Tom Chettleburgh

Personal information
- Full name: Verdon Joseph Thomas Chettleburgh
- Born: 19 November 1912 Dunedin, New Zealand
- Died: 4 September 1960 (aged 47) Lower Hutt, New Zealand
- Batting: Right-handed
- Bowling: Right-arm leg-spin

Domestic team information
- 1932/33–1940/41: Otago

Career statistics
| Competition | First-class |
| Matches | 19 |
| Runs scored | 733 |
| Batting average | 26.17 |
| 100s/50s | 0/2 |
| Top score | 84 |
| Balls bowled | 603 |
| Wickets | 11 |
| Bowling average | 37.63 |
| 5 wickets in innings | 0 |
| 10 wickets in match | 0 |
| Best bowling | 2/41 |
| Catches/stumpings | 12/– |
- Source: ESPNcricinfo, 19 February 2020

= Tom Chettleburgh =

New Zealand cricketer

Verdon Joseph Thomas Chettleburgh (19 November 1912 - 4 September 1960) was a New Zealand cricketer. He played nineteen first-class matches for Otago between 1932 and 1941.

Tom Chettleburgh attended Otago Boys' High School in Dunedin and worked as a bookkeeper.
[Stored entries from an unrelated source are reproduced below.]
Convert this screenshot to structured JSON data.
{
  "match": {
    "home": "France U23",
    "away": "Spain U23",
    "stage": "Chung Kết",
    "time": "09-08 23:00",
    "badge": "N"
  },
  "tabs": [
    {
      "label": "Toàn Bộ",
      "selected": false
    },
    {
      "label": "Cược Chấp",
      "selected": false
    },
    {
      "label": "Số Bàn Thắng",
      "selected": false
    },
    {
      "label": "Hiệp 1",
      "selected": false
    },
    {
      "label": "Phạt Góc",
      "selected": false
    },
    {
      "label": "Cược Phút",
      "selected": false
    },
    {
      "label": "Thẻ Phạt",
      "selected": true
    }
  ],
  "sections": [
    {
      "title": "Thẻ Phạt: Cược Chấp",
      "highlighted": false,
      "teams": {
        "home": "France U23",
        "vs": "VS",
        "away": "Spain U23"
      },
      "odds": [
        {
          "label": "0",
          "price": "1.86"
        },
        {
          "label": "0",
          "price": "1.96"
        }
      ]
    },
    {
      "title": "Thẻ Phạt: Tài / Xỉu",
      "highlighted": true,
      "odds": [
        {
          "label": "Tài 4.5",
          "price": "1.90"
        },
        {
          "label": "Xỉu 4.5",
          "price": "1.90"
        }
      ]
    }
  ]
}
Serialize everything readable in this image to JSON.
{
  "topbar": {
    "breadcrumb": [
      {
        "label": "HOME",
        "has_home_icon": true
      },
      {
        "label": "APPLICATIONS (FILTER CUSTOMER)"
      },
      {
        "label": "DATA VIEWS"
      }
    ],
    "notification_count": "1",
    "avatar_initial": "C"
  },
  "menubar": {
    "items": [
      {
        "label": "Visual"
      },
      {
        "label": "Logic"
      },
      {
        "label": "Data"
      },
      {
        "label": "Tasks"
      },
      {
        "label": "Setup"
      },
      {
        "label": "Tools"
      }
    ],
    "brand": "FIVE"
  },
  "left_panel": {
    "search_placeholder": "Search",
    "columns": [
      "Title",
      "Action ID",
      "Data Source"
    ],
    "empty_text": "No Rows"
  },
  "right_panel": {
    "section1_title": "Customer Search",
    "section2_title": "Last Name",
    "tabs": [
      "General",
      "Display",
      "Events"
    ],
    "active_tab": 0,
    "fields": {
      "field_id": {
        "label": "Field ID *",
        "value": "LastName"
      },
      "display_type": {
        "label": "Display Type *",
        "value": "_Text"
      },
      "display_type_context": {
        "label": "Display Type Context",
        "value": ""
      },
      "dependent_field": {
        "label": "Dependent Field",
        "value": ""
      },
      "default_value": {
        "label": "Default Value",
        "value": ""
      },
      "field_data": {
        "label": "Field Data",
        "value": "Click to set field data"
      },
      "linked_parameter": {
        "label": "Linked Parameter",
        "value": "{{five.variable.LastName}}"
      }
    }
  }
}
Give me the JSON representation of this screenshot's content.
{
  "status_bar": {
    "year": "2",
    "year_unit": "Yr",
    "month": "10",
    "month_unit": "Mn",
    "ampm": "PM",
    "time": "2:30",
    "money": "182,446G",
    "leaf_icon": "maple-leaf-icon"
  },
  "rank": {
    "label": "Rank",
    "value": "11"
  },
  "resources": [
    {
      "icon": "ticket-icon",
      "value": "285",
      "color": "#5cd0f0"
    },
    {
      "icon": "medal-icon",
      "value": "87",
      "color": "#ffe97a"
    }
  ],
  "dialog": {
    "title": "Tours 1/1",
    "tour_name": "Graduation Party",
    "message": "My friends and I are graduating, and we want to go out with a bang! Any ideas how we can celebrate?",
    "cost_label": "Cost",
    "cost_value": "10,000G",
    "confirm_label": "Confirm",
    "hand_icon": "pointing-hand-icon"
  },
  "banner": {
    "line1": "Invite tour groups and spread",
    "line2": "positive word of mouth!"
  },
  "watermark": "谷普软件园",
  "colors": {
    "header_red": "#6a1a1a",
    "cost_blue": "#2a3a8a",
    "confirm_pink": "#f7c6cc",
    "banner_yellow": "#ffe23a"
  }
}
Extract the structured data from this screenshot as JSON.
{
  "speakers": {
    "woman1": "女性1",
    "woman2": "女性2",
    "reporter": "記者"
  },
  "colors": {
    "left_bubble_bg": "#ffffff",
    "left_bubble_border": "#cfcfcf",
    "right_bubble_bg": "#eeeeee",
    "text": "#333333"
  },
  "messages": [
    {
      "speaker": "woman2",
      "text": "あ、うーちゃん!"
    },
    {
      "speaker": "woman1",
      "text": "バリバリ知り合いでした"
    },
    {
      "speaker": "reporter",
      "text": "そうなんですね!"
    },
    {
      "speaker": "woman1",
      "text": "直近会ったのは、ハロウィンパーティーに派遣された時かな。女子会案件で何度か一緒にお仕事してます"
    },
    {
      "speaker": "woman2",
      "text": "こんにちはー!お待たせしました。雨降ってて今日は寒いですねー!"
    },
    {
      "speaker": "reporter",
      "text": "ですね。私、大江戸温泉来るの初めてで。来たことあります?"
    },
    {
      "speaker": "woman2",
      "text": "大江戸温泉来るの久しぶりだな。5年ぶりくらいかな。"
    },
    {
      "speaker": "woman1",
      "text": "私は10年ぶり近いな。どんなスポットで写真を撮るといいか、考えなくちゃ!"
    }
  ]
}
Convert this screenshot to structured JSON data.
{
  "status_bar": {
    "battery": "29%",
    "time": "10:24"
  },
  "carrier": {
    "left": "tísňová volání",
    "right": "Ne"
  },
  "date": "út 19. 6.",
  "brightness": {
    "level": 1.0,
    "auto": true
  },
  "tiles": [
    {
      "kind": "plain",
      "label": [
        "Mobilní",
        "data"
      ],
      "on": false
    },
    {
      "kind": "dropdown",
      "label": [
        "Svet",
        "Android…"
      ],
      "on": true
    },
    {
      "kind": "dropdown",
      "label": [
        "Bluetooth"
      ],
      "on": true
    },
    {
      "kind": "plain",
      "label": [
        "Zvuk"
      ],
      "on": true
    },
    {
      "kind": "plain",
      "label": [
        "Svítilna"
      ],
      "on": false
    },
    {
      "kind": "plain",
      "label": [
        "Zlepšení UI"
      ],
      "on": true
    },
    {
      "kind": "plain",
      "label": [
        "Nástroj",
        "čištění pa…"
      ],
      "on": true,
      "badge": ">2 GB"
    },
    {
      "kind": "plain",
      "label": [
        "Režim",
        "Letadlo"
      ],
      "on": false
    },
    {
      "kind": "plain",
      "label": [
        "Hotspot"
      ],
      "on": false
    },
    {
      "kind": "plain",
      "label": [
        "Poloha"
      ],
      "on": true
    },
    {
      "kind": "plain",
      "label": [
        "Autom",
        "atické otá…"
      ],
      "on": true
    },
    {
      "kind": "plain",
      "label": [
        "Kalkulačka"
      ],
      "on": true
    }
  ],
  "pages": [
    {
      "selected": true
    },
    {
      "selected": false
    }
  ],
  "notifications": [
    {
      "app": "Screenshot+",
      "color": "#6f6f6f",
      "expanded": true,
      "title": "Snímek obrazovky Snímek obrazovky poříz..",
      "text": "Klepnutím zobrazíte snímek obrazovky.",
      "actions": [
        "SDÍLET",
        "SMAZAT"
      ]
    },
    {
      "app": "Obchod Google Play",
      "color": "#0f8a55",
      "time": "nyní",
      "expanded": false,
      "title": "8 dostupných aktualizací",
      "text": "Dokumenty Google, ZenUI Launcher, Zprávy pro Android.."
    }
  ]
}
He made his highest first-class score in Otago's victory over Canterbury in the 1936-37 Plunket Shield, when he scored 39 (the top score in Otago's first innings) and 84. He was later a member of the board of the New Zealand Cricket Council. He died in 1960 at Lower Hutt; an obituary was published in the New Zealand Cricket Almanack.